Comment cela se passait musicalement
entre ces musiciens?
Quand on a de
bons musiciens, ça marche tout de suite.
Pourquoi n’avoir pas continué?
Je voulais
continuer... Mais des questions d’argent se sont posées. Le budget a été coupé...
En 2014, vous avez participé à un
autre projet. Cette fois, entre la Suisse et la Mongolie, pour le Swiss-Mongolian Music Exchange Project.
On s’est
souvenu de moi! Là aussi, c’était une belle expérience. On était une petite
dizaine. J’ai eu des musiciens exceptionnels. Mais là, j’ai demandé des
musiciens qui sachent lire des partitions pour que la musique prenne
différentes directions. Tous ces projets me passionnent. Je suis fasciné par
les sons.
Et pas de projet autour de l’Afrique?
Oui, pourquoi
pas. (Rires) A chaque fois, on est
venu me chercher. Je n’ai pas initié ces projets.

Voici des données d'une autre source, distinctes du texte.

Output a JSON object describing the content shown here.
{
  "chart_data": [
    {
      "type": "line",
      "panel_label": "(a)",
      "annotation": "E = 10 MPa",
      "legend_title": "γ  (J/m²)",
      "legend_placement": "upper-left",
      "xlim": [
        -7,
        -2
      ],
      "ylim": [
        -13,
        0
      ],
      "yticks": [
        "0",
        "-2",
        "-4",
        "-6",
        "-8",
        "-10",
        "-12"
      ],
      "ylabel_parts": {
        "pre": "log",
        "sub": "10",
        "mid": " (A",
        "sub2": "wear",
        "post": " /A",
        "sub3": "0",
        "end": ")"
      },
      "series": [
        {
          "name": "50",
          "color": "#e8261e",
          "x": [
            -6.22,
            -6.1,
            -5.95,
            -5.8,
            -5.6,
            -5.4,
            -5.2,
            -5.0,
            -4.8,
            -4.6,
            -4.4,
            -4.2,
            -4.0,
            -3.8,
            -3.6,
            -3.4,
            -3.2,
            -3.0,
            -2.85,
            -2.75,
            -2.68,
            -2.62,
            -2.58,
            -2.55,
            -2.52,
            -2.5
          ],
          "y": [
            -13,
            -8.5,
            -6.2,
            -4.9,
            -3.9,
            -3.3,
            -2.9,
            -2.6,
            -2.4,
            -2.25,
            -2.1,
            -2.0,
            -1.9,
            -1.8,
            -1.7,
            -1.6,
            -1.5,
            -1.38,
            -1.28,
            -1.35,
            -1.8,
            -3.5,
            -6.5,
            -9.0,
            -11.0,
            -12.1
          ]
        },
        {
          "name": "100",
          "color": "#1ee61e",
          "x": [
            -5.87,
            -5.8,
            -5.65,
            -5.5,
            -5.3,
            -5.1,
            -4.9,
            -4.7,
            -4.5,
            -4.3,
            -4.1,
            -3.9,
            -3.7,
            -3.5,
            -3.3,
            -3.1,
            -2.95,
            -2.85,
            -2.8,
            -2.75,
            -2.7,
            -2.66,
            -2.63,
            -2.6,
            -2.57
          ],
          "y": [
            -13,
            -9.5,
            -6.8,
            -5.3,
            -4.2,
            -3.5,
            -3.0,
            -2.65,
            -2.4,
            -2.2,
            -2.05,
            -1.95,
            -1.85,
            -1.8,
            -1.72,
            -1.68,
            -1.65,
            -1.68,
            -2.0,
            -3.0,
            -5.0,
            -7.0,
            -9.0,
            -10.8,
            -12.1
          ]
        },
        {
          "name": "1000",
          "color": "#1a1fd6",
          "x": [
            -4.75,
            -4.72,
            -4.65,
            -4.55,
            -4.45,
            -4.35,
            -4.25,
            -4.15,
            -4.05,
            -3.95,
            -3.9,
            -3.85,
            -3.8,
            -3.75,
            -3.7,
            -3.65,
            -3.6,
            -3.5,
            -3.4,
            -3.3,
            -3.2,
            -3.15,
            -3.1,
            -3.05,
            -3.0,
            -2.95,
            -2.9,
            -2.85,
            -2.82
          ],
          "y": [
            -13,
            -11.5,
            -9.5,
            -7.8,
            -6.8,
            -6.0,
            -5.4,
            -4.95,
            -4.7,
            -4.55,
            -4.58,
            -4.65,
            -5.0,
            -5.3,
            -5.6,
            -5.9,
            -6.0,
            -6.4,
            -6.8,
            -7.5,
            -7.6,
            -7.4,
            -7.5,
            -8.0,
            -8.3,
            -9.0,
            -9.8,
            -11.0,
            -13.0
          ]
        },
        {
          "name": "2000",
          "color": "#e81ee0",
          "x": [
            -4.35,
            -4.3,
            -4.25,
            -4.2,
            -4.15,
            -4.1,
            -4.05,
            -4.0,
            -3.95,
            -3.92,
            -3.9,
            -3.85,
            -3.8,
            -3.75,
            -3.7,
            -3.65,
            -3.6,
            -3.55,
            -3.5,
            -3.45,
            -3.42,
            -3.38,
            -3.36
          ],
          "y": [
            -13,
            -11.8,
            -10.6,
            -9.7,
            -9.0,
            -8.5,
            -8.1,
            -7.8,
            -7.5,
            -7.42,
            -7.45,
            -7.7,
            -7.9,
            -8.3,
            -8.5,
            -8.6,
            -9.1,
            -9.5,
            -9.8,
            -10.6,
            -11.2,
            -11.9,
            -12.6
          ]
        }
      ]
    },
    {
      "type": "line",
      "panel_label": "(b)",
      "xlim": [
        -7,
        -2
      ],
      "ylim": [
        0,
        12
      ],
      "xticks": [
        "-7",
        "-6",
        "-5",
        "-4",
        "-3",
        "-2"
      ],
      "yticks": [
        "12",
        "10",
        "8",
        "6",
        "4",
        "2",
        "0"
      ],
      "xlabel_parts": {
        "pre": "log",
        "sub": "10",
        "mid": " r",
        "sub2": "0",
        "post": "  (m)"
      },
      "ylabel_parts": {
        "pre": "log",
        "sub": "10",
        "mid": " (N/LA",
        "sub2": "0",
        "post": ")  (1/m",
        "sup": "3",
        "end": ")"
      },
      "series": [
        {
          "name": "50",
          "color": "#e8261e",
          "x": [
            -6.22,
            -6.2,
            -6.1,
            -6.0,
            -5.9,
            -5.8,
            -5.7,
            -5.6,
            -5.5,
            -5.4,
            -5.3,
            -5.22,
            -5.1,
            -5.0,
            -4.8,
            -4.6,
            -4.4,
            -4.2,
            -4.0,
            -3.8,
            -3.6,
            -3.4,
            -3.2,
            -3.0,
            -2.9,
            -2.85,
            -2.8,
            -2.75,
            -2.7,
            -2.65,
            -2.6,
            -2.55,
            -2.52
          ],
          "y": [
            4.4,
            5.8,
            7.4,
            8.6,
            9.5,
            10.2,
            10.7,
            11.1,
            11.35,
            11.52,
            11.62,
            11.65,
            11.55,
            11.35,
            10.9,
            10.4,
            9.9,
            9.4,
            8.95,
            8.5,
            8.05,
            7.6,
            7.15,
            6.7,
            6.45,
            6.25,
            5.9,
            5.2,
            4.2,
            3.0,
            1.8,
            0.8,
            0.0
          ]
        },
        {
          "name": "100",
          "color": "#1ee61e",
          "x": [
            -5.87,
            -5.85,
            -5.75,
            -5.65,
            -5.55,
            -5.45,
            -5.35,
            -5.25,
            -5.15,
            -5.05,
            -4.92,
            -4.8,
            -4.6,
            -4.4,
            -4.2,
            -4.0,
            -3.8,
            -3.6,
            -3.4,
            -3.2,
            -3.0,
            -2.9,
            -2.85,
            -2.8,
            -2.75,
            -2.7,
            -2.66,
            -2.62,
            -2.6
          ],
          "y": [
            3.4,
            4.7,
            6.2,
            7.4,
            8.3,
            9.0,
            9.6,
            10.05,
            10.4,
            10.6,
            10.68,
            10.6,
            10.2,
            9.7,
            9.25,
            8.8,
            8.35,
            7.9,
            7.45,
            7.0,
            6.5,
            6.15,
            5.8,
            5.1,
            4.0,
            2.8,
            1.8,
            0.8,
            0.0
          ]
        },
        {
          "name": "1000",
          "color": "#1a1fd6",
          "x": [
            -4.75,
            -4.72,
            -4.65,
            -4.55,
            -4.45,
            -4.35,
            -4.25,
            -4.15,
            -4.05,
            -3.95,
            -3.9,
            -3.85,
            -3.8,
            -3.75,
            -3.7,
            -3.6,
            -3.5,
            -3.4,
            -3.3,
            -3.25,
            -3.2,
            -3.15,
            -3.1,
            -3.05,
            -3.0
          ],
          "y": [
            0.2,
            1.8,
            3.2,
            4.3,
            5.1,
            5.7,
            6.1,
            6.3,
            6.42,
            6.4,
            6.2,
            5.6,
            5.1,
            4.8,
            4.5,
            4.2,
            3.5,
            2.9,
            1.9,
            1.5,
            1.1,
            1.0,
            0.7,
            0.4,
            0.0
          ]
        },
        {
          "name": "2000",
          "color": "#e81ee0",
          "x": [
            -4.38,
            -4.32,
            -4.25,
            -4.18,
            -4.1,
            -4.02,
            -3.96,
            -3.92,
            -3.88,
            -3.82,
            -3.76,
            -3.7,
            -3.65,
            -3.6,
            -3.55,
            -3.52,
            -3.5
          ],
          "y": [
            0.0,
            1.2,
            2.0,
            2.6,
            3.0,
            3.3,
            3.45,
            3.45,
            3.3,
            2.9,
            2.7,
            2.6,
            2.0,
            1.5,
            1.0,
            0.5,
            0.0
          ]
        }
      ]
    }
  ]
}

Depuis quand composez-vous?
Depuis
toujours.
Qui a joué votre musique en premier?
Les musiciens
présents sur le disque Timeless Dreams. Joris Dudli, Harry Sokal et Uli Scherer.
Vous composez pour des albums? pour
des projets?
Oui, ça prend
du temps.
Mathias Rüegg a-t-il eu un impact sur
votre approche de la composition?
Non, je ne
pense pas. Mais Kenny Wheeler, certainement.
Vous êtes le coleader du trio Depart, avec Harry Sokal et Jojo Mayer. Lequel a été remplacé par Martin Valihora.
Tout a
démarré à Vienne. Au début, on était dans l’électronique, l’avant-garde, le
funk. On a fait des disques, etc. Puis, Jojo s’est installé à New York et est tellement
occupé qu’on a dû chercher un autre batteur.
Martin donne un nouveau souffle au trio.
Quelle est votre approche de la
contrebasse dans ce trio?
Je cherche
des lignes de basse qu’on n’entend pas habituellement. J’ai beaucoup composé à
la basse avec ce groupe, c’est une autre façon d’écrire de la musique. Récemment,
avec Chico Freeman, on a fait un disque avec trois contrebassistes: Bänz Oester, Christian Weber et moi. Il n’est pas encore sorti, c’est un
très beau projet.
Chico Freeman et Heiri Känzig, Jazzfestival Willisau, Suisse, 2015 © Marcel Meier by courtesy of Heiri Känzig
Avec Chico Freeman, vous avez aussi enregistré
un magnifique album en duo, The Arrival (Intakt Records, 2014).
Jouer en duo, c’est super! Je ne joue pas souvent
avec Chico, on n’a fait que des festivals ensemble. J’ai aussi fait des duos
avec Matthieu Michel (tp). Et avec la
chanteuse Lauren Newton. Avec elle, on repousse les frontières!